Williams was asked if he's concerned about the new TV contracts.
"Only because we don't have (one),'' he said.
Keeping it simple: Unlike the White Sox's Adam Dunn, the Rangers' Michael Young successfully moved from the field to designated-hitter duties last season. It helped that he got frequent time in the field, especially at first base, but Young believes one key for his strong season was treating DH just like it was third base.
"I considered it to be another position,'' Young said. "A lot of times guys are asked to make preemptive adjustments. What are you going to do now that you're a DH? I'm not going to do anything. I'm going to play baseball."
Young says he spends most of his time in the dugout, as if he were playing defensively.
"(People asked), 'Are you going to ride the bike? Are you going to run?' (I asked), 'Do I have to do those things?' I'm going to stay in the dugout and watch the game.
"I didn't want to let my mind wander too much. I wanted my mind to be in the flow of the game. I wanted to watch our pitchers pitch and watch their pitchers pitch. I wanted to make sure I was mentally in the game as much as if I was playing third, second, short or first.''
No fair: When Justin Verlander struck out seven Red Sox on opening day, he got four called third strikes on his curveball. It's a devastating pitch when combined with his high-90s fastball.
"Verlander is just like Nolan (Ryan),'' Tigers Hall of Famer Al Kaline said. "He throws so hard that you can never look for his curve. His curve is really outstanding.''
The first batter Verlander faced was center fielder Jacoby Ellsbury, who finished second to him in MVP voting. Ellsbury said he had considered that coincidence this spring but "it's not something you think about when you're in the box.'' Hope not.

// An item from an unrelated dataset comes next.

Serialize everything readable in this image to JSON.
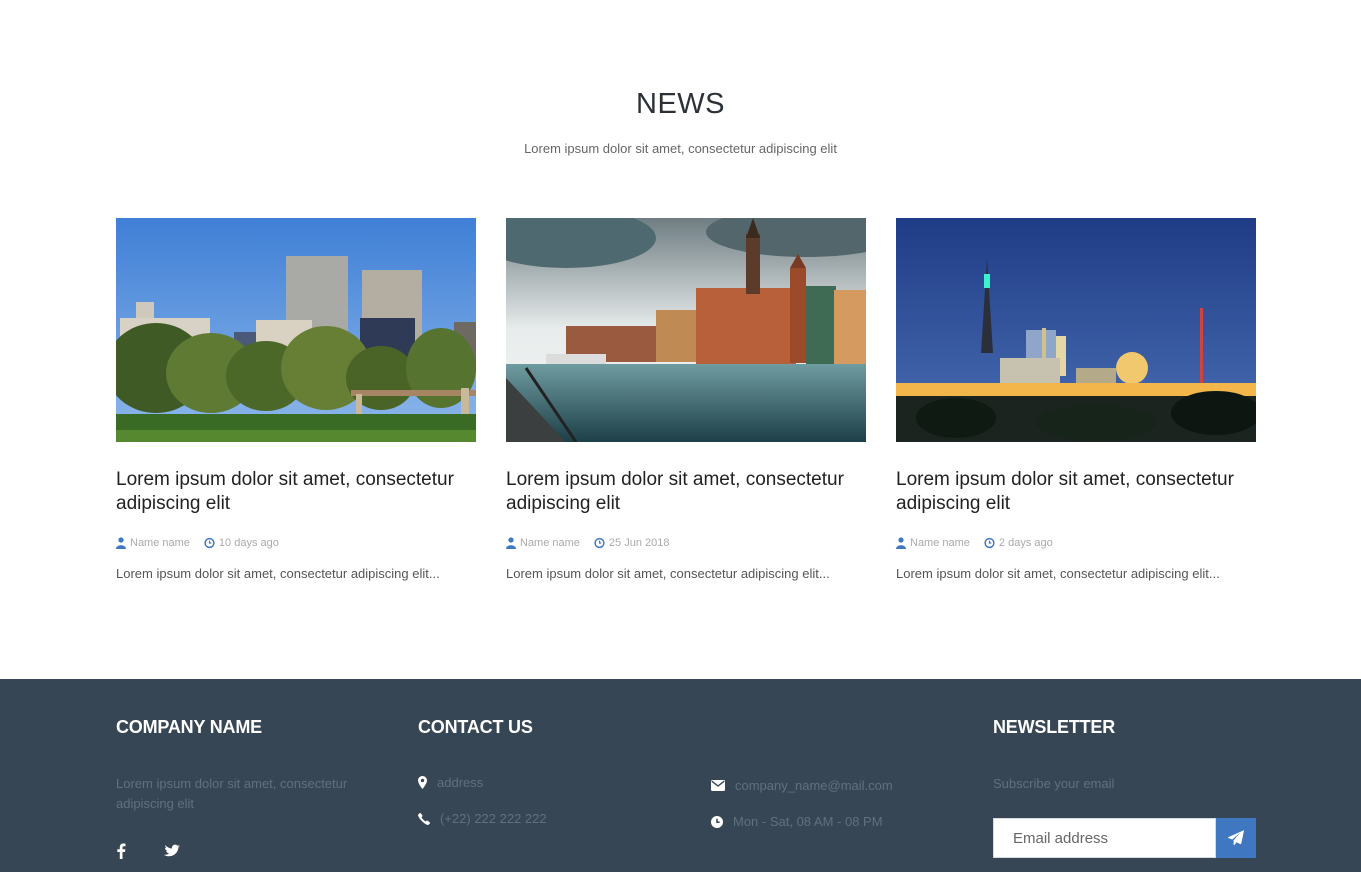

No regrets: Carlos Alvarez was recalled from his elected position as Miami-Dade County mayor largely because of his support for Marlins Park. Unlike Carlos Gimenez, who succeeded him, he was in attendance at Wednesday's debut of the $645 million facility Commissioner Bud Selig says saved the franchise.
"It has been a long road, as you well know, but it's something I believe in,'' Alvarez said. "(This) is a dream come true. (This) is a day I feel extremely proud of.''
Before Alvarez threw his support toward the Marlins, owner Jeffrey Loria was playing the Bob Irsay card, saying he might have to move to Las Vegas or elsewhere. Selig said this was no hollow threat and the franchise was doomed without some public participation to build the stadium.
Funding was accomplished largely through taxes on tourists.
"Five years from now you won't be able to find anyone who was against this,'' Selig said.
The last word: "Psychologists say having a fish tank helps you relax and not stress. I have a big fish tank in Venezuela.'' — the Marlins' Carlos Zambrano on how the two 450-gallon aquariums behind home plate are his favorite feature of Marlins Park.